You know that friend you have who makes everything about them? How, no matter how attenuated their connection to something going on in the world, they filter it through their own experiences? Yeah, that’s this Joel Sherman column about the Red Sox-Dodgers trade:
But in the winner-loser here and now, it is hard to ignore that the biggest loser was not even directly involved in the trade finalized yesterday. The biggest loser is the New York Mets. Because the Mets could not get even enough health and production from Jason Bay and/or Johan Santana to make the kind of financial reset trade the Red Sox just did by unloading Beckett and Crawford, in particular.
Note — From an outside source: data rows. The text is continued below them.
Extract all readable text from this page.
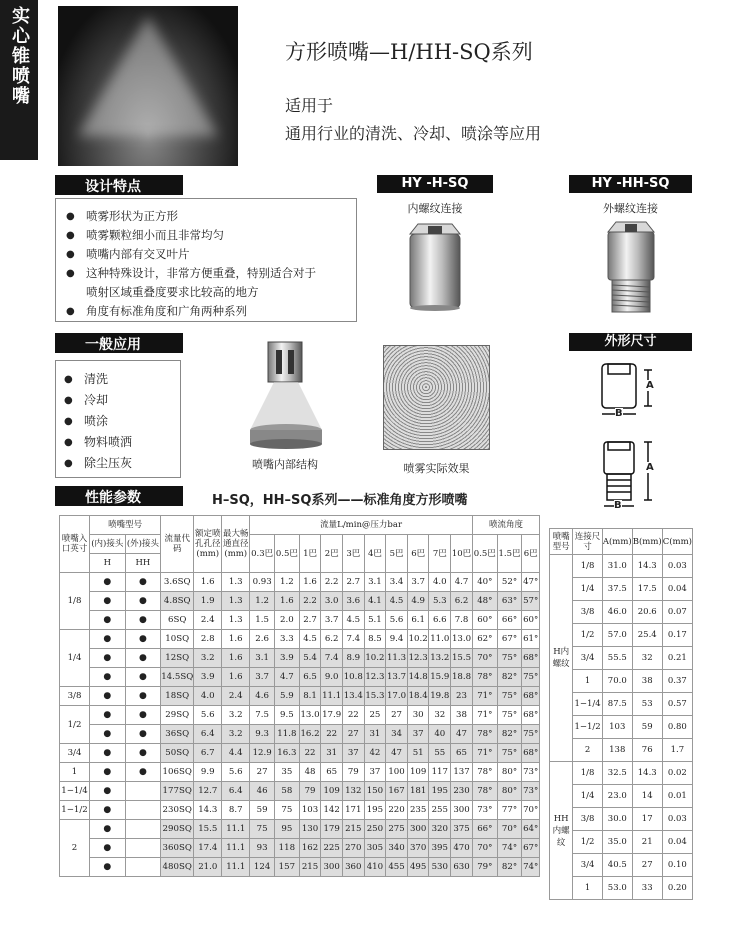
实心锥喷嘴	方形喷嘴—H/HH-SQ系列
适用于
通用行业的清洗、冷却、喷涂等应用
设计特点
● 喷雾形状为正方形
● 喷雾颗粒细小而且非常均匀
● 喷嘴内部有交叉叶片
● 这种特殊设计，非常方便重叠，特别适合对于
喷射区域重叠度要求比较高的地方
● 角度有标准角度和广角两种系列
HY -H-SQ
内螺纹连接
HY -HH-SQ
外螺纹连接
一般应用
● 清洗
● 冷却
● 喷涂
● 物料喷洒
● 除尘压灰	喷嘴内部结构	喷雾实际效果
外形尺寸
A
B
A
B
性能参数	H–SQ，HH–SQ系列——标准角度方形喷嘴
喷嘴入口英寸	喷嘴型号		流量代码	额定喷孔孔径(mm)	最大畅通直径(mm)	流量L/min@压力bar										喷流角度		
	(内)接头	(外)接头				0.3巴	0.5巴	1巴	2巴	3巴	4巴	5巴	6巴	7巴	10巴	0.5巴	1.5巴	6巴
	H	HH																
1/8	●	●	3.6SQ	1.6	1.3	0.93	1.2	1.6	2.2	2.7	3.1	3.4	3.7	4.0	4.7	40°	52°	47°
	●	●	4.8SQ	1.9	1.3	1.2	1.6	2.2	3.0	3.6	4.1	4.5	4.9	5.3	6.2	48°	63°	57°
	●	●	6SQ	2.4	1.3	1.5	2.0	2.7	3.7	4.5	5.1	5.6	6.1	6.6	7.8	60°	66°	60°
1/4	●	●	10SQ	2.8	1.6	2.6	3.3	4.5	6.2	7.4	8.5	9.4	10.2	11.0	13.0	62°	67°	61°
	●	●	12SQ	3.2	1.6	3.1	3.9	5.4	7.4	8.9	10.2	11.3	12.3	13.2	15.5	70°	75°	68°
	●	●	14.5SQ	3.9	1.6	3.7	4.7	6.5	9.0	10.8	12.3	13.7	14.8	15.9	18.8	78°	82°	75°
3/8	●	●	18SQ	4.0	2.4	4.6	5.9	8.1	11.1	13.4	15.3	17.0	18.4	19.8	23	71°	75°	68°
1/2	●	●	29SQ	5.6	3.2	7.5	9.5	13.0	17.9	22	25	27	30	32	38	71°	75°	68°
	●	●	36SQ	6.4	3.2	9.3	11.8	16.2	22	27	31	34	37	40	47	78°	82°	75°
3/4	●	●	50SQ	6.7	4.4	12.9	16.3	22	31	37	42	47	51	55	65	71°	75°	68°
1	●	●	106SQ	9.9	5.6	27	35	48	65	79	37	100	109	117	137	78°	80°	73°
1−1/4	●		177SQ	12.7	6.4	46	58	79	109	132	150	167	181	195	230	78°	80°	73°
1−1/2	●		230SQ	14.3	8.7	59	75	103	142	171	195	220	235	255	300	73°	77°	70°
2	●		290SQ	15.5	11.1	75	95	130	179	215	250	275	300	320	375	66°	70°	64°
	●		360SQ	17.4	11.1	93	118	162	225	270	305	340	370	395	470	70°	74°	67°
	●		480SQ	21.0	11.1	124	157	215	300	360	410	455	495	530	630	79°	82°	74°
喷嘴型号	连接尺寸	A(mm)	B(mm)	C(mm)
H内螺纹	1/8	31.0	14.3	0.03
	1/4	37.5	17.5	0.04
	3/8	46.0	20.6	0.07
	1/2	57.0	25.4	0.17
	3/4	55.5	32	0.21
	1	70.0	38	0.37
	1−1/4	87.5	53	0.57
	1−1/2	103	59	0.80
	2	138	76	1.7
HH内螺纹	1/8	32.5	14.3	0.02
	1/4	23.0	14	0.01
	3/8	30.0	17	0.03
	1/2	35.0	21	0.04
	3/4	40.5	27	0.10
	1	53.0	33	0.20
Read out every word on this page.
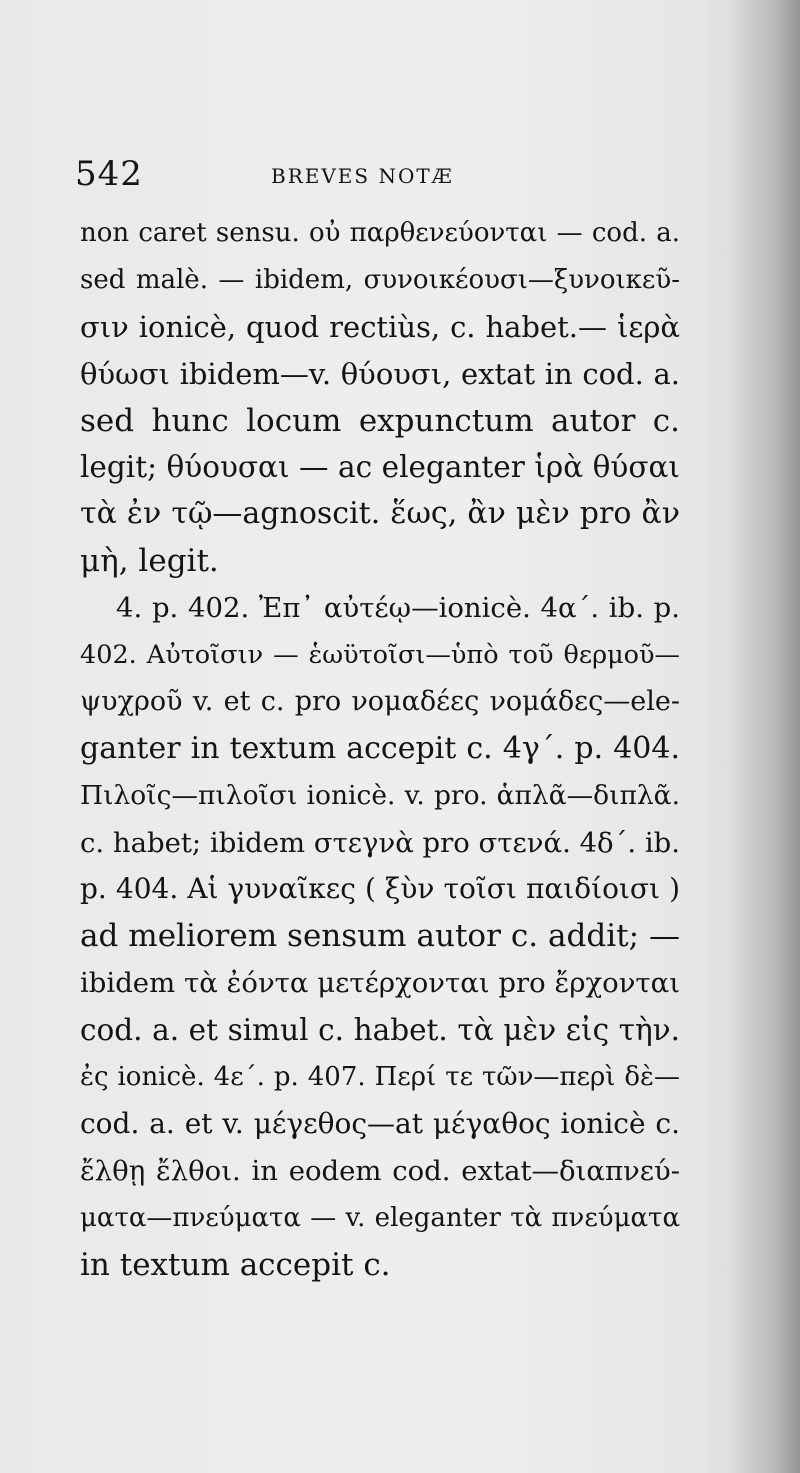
542	BREVES NOTÆ
non caret sensu. οὐ παρθενεύονται — cod. a.
sed malè. — ibidem, συνοικέουσι—ξυνοικεῦ-
σιν ionicè, quod rectiùs, c. habet.— ἱερὰ
θύωσι ibidem—v. θύουσι, extat in cod. a.
sed hunc locum expunctum autor c.
legit; θύουσαι — ac eleganter ἱρὰ θύσαι
τὰ ἐν τῷ—agnoscit. ἕως, ἂν μὲν pro ἂν
μὴ, legit.
4. p. 402. Ἐπ᾽ αὐτέῳ—ionicè. 4α΄. ib. p.
402. Αὐτοῖσιν — ἑωϋτοῖσι—ὑπὸ τοῦ θερμοῦ—
ψυχροῦ v. et c. pro νομαδέες νομάδες—ele-
ganter in textum accepit c. 4γ΄. p. 404.
Πιλοῖς—πιλοῖσι ionicè. v. pro. ἁπλᾶ—διπλᾶ.
c. habet; ibidem στεγνὰ pro στενά. 4δ΄. ib.
p. 404. Αἱ γυναῖκες ( ξὺν τοῖσι παιδίοισι )
ad meliorem sensum autor c. addit; —
ibidem τὰ ἐόντα μετέρχονται pro ἔρχονται
cod. a. et simul c. habet. τὰ μὲν εἰς τὴν.
ἐς ionicè. 4ε΄. p. 407. Περί τε τῶν—περὶ δὲ—
cod. a. et v. μέγεθος—at μέγαθος ionicè c.
ἔλθῃ ἔλθοι. in eodem cod. extat—διαπνεύ-
ματα—πνεύματα — v. eleganter τὰ πνεύματα
in textum accepit c.
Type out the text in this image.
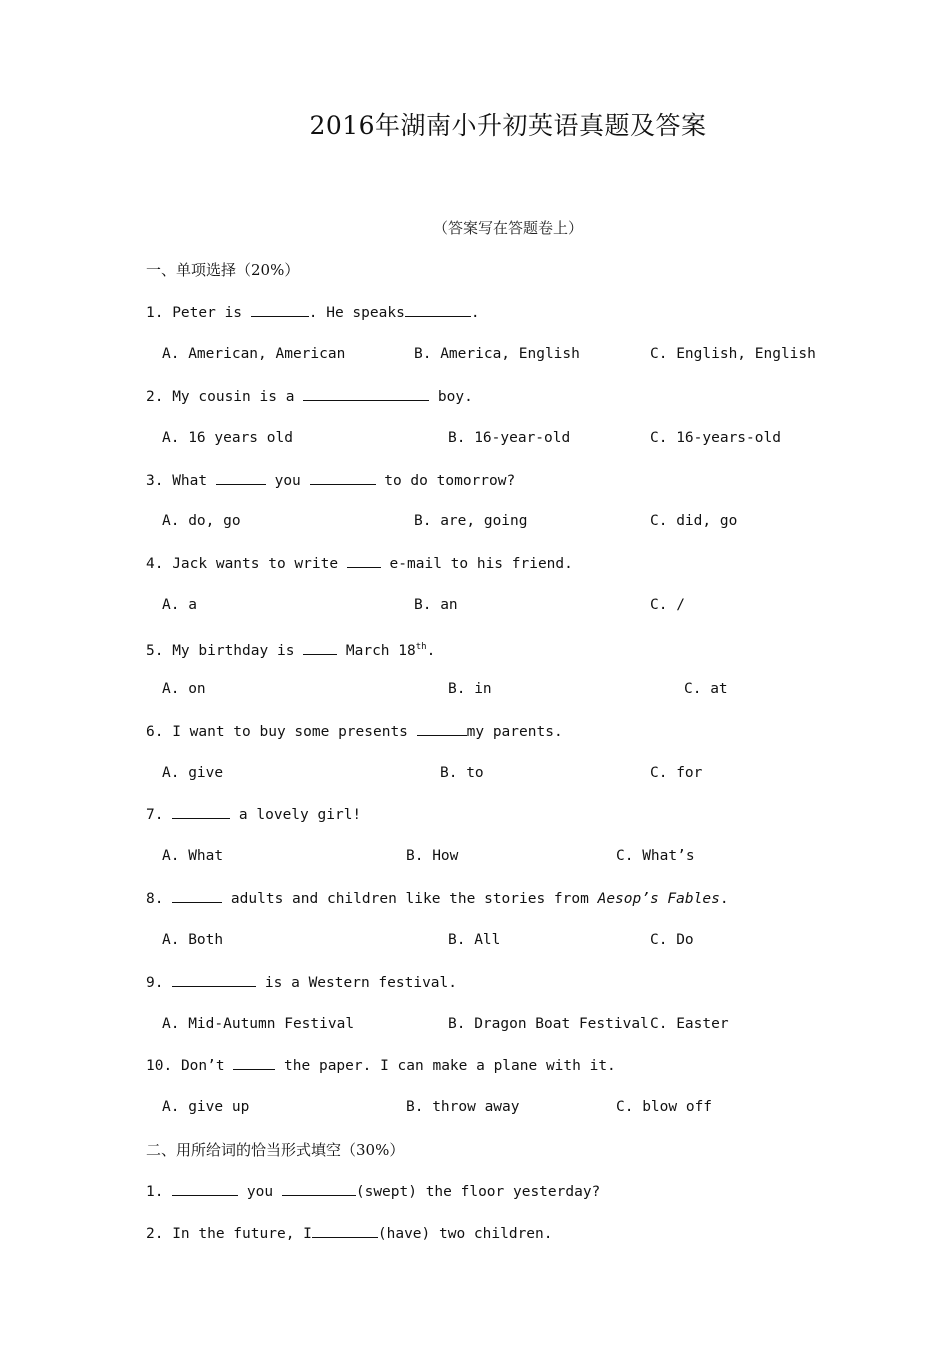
2016年湖南小升初英语真题及答案
（答案写在答题卷上）
一、单项选择（20%）
1. Peter is	. He speaks	.
A. American, American	B. America, English	C. English, English
2. My cousin is a	boy.
A. 16 years old	B. 16-year-old	C. 16-years-old
3. What	you	to do tomorrow?
A. do, go	B. are, going	C. did, go
4. Jack wants to write  e-mail to his friend.
A. a	B. an	C. /
5. My birthday is  March 18th.
A. on	B. in	C. at
6. I want to buy some presents	my parents.
A. give	B. to	C. for
7.	a lovely girl!
A. What	B. How	C. What’s
8.	adults and children like the stories from Aesop’s Fables.
A. Both	B. All	C. Do
9.	is a Western festival.
A. Mid-Autumn Festival	B. Dragon Boat Festival C. Easter
10. Don’t	the paper. I can make a plane with it.
A. give up	B. throw away	C. blow off
二、用所给词的恰当形式填空（30%）
1.	you	(swept) the floor yesterday?
2. In the future, I	(have) two children.
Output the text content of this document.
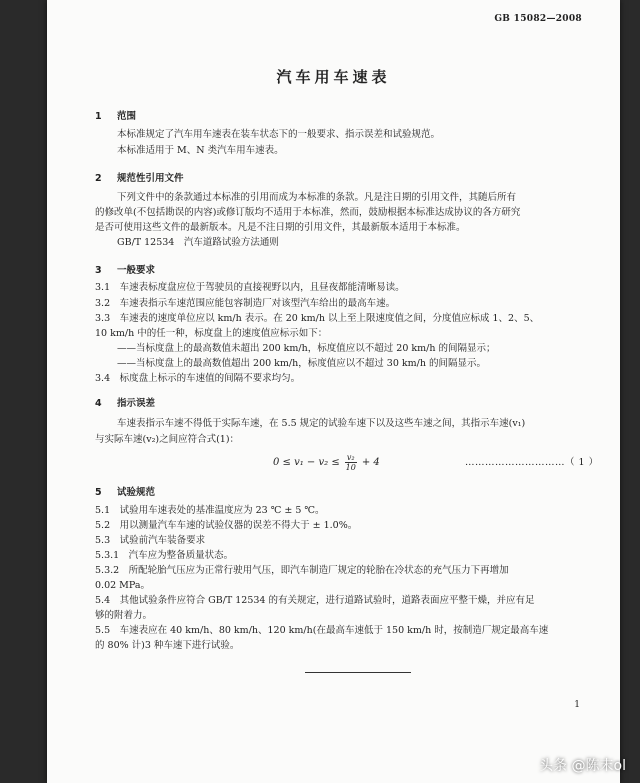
GB 15082—2008
汽车用车速表
1 范围
本标准规定了汽车用车速表在装车状态下的一般要求、指示误差和试验规范。
本标准适用于 M、N 类汽车用车速表。
2 规范性引用文件
下列文件中的条款通过本标准的引用而成为本标准的条款。凡是注日期的引用文件，其随后所有
的修改单(不包括勘误的内容)或修订版均不适用于本标准，然而，鼓励根据本标准达成协议的各方研究
是否可使用这些文件的最新版本。凡是不注日期的引用文件，其最新版本适用于本标准。
GB/T 12534　汽车道路试验方法通则
3 一般要求
3.1　车速表标度盘应位于驾驶员的直接视野以内，且昼夜都能清晰易读。
3.2　车速表指示车速范围应能包容制造厂对该型汽车给出的最高车速。
3.3　车速表的速度单位应以 km/h 表示。在 20 km/h 以上至上限速度值之间，分度值应标成 1、2、5、
10 km/h 中的任一种，标度盘上的速度值应标示如下：
——当标度盘上的最高数值未超出 200 km/h，标度值应以不超过 20 km/h 的间隔显示；
——当标度盘上的最高数值超出 200 km/h，标度值应以不超过 30 km/h 的间隔显示。
3.4　标度盘上标示的车速值的间隔不要求均匀。
4 指示误差
车速表指示车速不得低于实际车速，在 5.5 规定的试验车速下以及这些车速之间，其指示车速(v₁)
与实际车速(v₂)之间应符合式(1)：
$0 \le v_1 - v_2 \le \frac{\text{v₂}}{10} + 4$	…………………………（ 1 ）
5 试验规范
5.1　试验用车速表处的基准温度应为 23 ℃ ± 5 ℃。
5.2　用以测量汽车车速的试验仪器的误差不得大于 ± 1.0%。
5.3　试验前汽车装备要求
5.3.1　汽车应为整备质量状态。
5.3.2　所配轮胎气压应为正常行驶用气压，即汽车制造厂规定的轮胎在冷状态的充气压力下再增加
0.02 MPa。
5.4　其他试验条件应符合 GB/T 12534 的有关规定，进行道路试验时，道路表面应平整干燥，并应有足
够的附着力。
5.5　车速表应在 40 km/h、80 km/h、120 km/h(在最高车速低于 150 km/h 时，按制造厂规定最高车速
的 80% 计)3 种车速下进行试验。
1
头条 @陈末ol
Sherman goes on to slam the Mets, calling them “losers.” Losers because they couldn’t unload Bay and Santana. Losers because the Dodgers and Mets were both financial wrecks a few short months ago but now look at the Dodgers go. Losers because they are not “energizing the fan base” the way L.A. is and aren’t freeing up payroll like Boston is.
Which is insane. A salary-dump trade of this magnitude has never, ever happened in the history of baseball. The Mets were never for sale and the line of people willing to pay $2 billion and then absorb nearly $300 million in salaries is non-existent even if they were. And that’s before you note that the Mets had nothing like Adrian Gonzalez to throw into such a trade to make it worth the Dodgers’ while.
To rip the Mets for not doing what the Dodgers did here is cheap and silly. It’s like ripping your kid for not becoming the Dalai Lama. Sure, that kind of thing happens in the world, but it’s unfair in the extreme to suggest that there’s something wrong with him for not doing it.
But I guess there’s no hate like Mets hate, so this was probably inevitable.